— Да. Можно и пошутить… За неимением.
— Ага, — проворчал Кузьменко. — Вот рехнемся окончательно — то-то насмеемся. Слушайте, ребятки, а ведь старшина прав.
— Насчет чего? — Сэнди взобрался на стол с ногами и умостился, по-кошачьи растянувшись боком на всю его длину.
— А насчет того, что до поры не след спешить отсюда улетать. Ведь соскочить всегда успеем. А попадем ли?
Старшина поднял глаза, особенно, впрочем, не удивившись.

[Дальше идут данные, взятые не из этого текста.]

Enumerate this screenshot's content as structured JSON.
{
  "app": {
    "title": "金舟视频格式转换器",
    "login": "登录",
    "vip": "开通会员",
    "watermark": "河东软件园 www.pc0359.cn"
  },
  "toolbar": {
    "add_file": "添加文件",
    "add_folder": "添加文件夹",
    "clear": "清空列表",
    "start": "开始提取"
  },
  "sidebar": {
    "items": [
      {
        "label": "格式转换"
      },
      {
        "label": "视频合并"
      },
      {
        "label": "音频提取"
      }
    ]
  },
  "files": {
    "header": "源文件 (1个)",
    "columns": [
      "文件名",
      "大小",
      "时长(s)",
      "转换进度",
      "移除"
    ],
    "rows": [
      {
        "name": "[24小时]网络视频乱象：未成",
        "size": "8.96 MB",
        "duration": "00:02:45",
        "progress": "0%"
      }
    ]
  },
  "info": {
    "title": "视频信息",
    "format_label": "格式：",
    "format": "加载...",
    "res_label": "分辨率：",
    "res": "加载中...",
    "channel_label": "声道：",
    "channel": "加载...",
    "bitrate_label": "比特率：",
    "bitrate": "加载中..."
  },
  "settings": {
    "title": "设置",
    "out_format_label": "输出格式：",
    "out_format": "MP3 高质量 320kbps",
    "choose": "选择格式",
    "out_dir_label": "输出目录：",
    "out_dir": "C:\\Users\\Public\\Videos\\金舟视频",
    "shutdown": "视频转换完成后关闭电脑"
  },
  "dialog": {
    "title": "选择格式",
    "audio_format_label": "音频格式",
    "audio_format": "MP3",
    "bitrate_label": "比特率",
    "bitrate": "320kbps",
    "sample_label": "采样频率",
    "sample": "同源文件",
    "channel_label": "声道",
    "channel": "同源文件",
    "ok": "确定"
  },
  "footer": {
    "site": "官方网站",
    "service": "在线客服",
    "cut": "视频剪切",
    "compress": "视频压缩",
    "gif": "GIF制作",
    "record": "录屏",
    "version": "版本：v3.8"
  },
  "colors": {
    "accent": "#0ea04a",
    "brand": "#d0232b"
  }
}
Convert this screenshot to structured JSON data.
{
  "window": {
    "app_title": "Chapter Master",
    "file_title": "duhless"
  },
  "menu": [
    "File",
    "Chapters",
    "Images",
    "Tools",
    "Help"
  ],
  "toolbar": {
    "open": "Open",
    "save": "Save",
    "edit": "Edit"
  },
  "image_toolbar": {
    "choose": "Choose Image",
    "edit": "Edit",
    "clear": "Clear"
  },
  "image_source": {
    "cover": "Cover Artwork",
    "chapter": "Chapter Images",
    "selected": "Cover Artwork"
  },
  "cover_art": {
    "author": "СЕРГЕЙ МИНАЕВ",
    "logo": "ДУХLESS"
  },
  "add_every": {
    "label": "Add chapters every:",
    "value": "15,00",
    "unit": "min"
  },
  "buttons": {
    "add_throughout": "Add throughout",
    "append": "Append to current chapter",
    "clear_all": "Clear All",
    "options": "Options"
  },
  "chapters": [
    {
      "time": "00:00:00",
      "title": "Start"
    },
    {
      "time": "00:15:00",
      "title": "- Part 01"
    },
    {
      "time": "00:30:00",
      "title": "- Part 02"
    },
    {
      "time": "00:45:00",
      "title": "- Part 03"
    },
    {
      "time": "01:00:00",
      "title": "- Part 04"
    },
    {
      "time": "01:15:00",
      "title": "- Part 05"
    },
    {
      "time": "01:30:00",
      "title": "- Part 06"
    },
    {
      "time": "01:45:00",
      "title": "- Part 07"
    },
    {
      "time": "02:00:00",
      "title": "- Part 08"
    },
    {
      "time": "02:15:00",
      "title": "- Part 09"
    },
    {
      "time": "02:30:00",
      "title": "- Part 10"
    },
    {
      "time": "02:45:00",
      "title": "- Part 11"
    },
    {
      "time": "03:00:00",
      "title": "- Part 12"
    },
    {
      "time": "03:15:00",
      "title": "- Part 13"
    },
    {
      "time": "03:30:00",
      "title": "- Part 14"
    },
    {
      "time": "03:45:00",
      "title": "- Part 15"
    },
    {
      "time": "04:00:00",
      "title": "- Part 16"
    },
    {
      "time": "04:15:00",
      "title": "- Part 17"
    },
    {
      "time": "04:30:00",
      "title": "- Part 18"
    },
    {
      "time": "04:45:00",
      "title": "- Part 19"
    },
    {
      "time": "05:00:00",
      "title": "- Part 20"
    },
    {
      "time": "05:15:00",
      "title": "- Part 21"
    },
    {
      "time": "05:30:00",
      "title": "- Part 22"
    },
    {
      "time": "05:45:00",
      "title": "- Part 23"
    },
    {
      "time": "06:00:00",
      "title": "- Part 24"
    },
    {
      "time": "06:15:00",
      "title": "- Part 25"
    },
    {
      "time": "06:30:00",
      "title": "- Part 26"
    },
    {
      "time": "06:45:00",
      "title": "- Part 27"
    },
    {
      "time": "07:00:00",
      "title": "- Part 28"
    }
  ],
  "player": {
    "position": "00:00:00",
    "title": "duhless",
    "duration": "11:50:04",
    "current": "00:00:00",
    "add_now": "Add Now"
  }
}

— Да, старшина. Мы должны выполнить свою задачу таким образом, чтоб… Ну, не то чтоб определить союзника или поддержкой заручиться. Тут надо смотреть глубже. Мы, может, единственные из людей, кто остался тут живыми, и можем войти, узнать и донести до наших. Ну ты лучше меня все знаешь и лучше скажешь, у меня не то. Словом, я за то, чтоб мы…
Стол с грохотом подпрыгнул и выдернулся из-под подлетевшего над ним Сэнди; диван вывернулся боком и старшина, перекувыркнувшись в воздухе, размахом отброшенной руки бабахнул завертевшейся банкой сока в подволок и тут же врезался затылком в физиономию свалившегося под него американца.
Второго удара не было. Потому что судно уже летело, стремительно вращаясь вокруг миделя, с быстро нарастающим ускорением. Уже хрустящий позвоночник выгибался дугой в хрипе вцепившегося в подлокотники кресла Кузьменко: из мгновенно ослепших чернотой окон в рубку ворвалась тьма, в которой бело-зелеными слепящими молниями мигало неземное режущее пламя; в низах старого судна выло и корежилось в боли и ужасе земное ржавое железо. Неслышно стонущий Сэнди вцепился в привинченные к палубе ножки стола и, елозя по линолеуму брызгающимся кровью расквашенным лицом, тщетно пытался заползти под стол; старшина, отброшенный от Сэнди, висел на тумбе рулевой колонки, о которую его шваркнуло всем телом и которую всем телом он обнял, и изо всех сил пытался поймать застывший воздух разинутым ртом; выброшенный из кресла Кузьменко, рыча и выплевывая матюги, тянулся всем телом к двери, полз, подтягивался, скребся, ломая ногти и всем телом извиваясь; в завывающей, улюлюкающей, свистящей темноте разноцветным хаосом вертелись, кувыркались, бились банки, коробки, струи соков и компотов, шмутки, бумаги; не было света, низа, верха, воздуха и тверди; капитан с немыслимым усилием рывком взбросил тело к заветной рукояти-задрайке выходной двери, повис на ней — и та, беззвучно щелкнув в вое и визге, распахнулась — и…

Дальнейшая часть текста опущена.